Implement support for > 22 field case classes in macros
(Moved from playframework/playframework#3174)
In Scala 2.11, a case class can have more than 22 fields. We could modify our existing macros to support these. Here's approximately how to do it:
- Detect > 22 field case class - if it's not greater than 22 fields, then simply generate reads/writes identical to the way they are generated now.
- Group fields into groups of 22 (or less).
- Generate reads/writes for tuples of each of the groups fields
- Generate reads/writes for the case class that combines the reads/writes for the groups. It will have to use the constructor to create the class, and access the fields directly to write the class into a set of tuples, rather than using the apply/unapply methods of the companion object.
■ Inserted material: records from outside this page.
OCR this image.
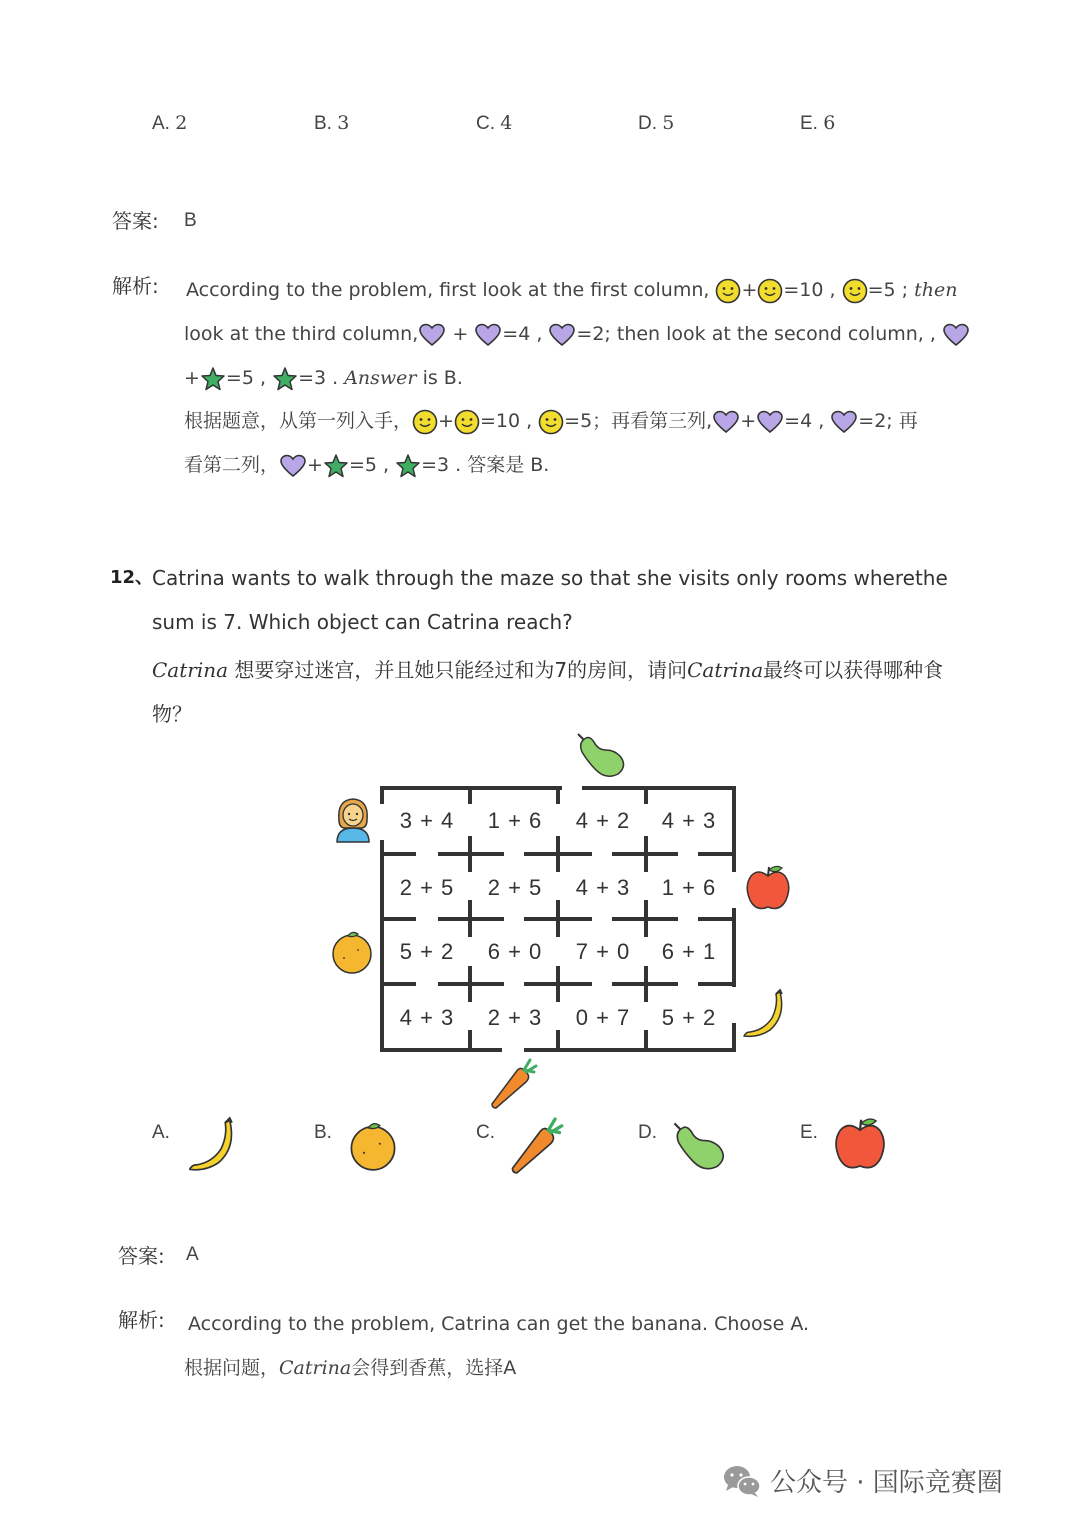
A. 2	B. 3	C. 4	D. 5	E. 6
答案: B
解析: According to the problem, first look at the first column, + =10 , =5 ; then
look at the third column, + =4 , =2; then look at the second column, ,
+ =5 , =3 . Answer is B.
根据题意，从第一列入手， + =10 , =5；再看第三列, + =4 , =2; 再
看第二列， + =5 , =3 . 答案是 B.
12、
Catrina wants to walk through the maze so that she visits only rooms wherethe
sum is 7. Which object can Catrina reach?
Catrina 想要穿过迷宫，并且她只能经过和为7的房间，请问Catrina最终可以获得哪种食
物？
3 + 4	1 + 6	4 + 2	4 + 3
2 + 5	2 + 5	4 + 3	1 + 6
5 + 2	6 + 0	7 + 0	6 + 1
4 + 3	2 + 3	0 + 7	5 + 2
A.	B.	C.	D.	E.
答案: A
解析: According to the problem, Catrina can get the banana. Choose A.
根据问题，Catrina会得到香蕉，选择A
公众号 · 国际竞赛圈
Then we should be able to support case classes with 484 parameters. I don't know if it's possible to create such a thing, since I think there's a 255 parameter limit for methods.
for reference see earlier discussion on https://github.com/playframework/playframework/issues/3174#issuecomment-90988604
Assuming that each bullet point, @gmethvin, represents the code/logic of this macro implementation, can you please explain why the following step is necessary?
Group fields into groups of 22 (or less).
Actually @jroper wrote the description originally (I just copied it from playframework/playframework#3174). He was suggesting we use tuples so we can use the existing combinators we have, and just combine everything at the end. It's explained in more detail on the original playframework issue.
Also see https://github.com/xdotai/play-json-extensions
Are there plans to work on this, maybe even a rough ETA?
If somebody wants to merge play-json-extensions into play-json, I'd be more than happy.
We actually already support most of the features there (tuples, default values, sealed traits). I suspect we probably just want to rewrite the Json macro to use the logic used in play-json-extensions.
We don't have any current plans to work on this but we're happy to accept pull requests.
I also think this could improve performance. The way we're doing it now uses the functional syntax to "build" the serializer, which creates a lot of extra function calls and objects. The more direct style used in play-json-extensions would likely perform better.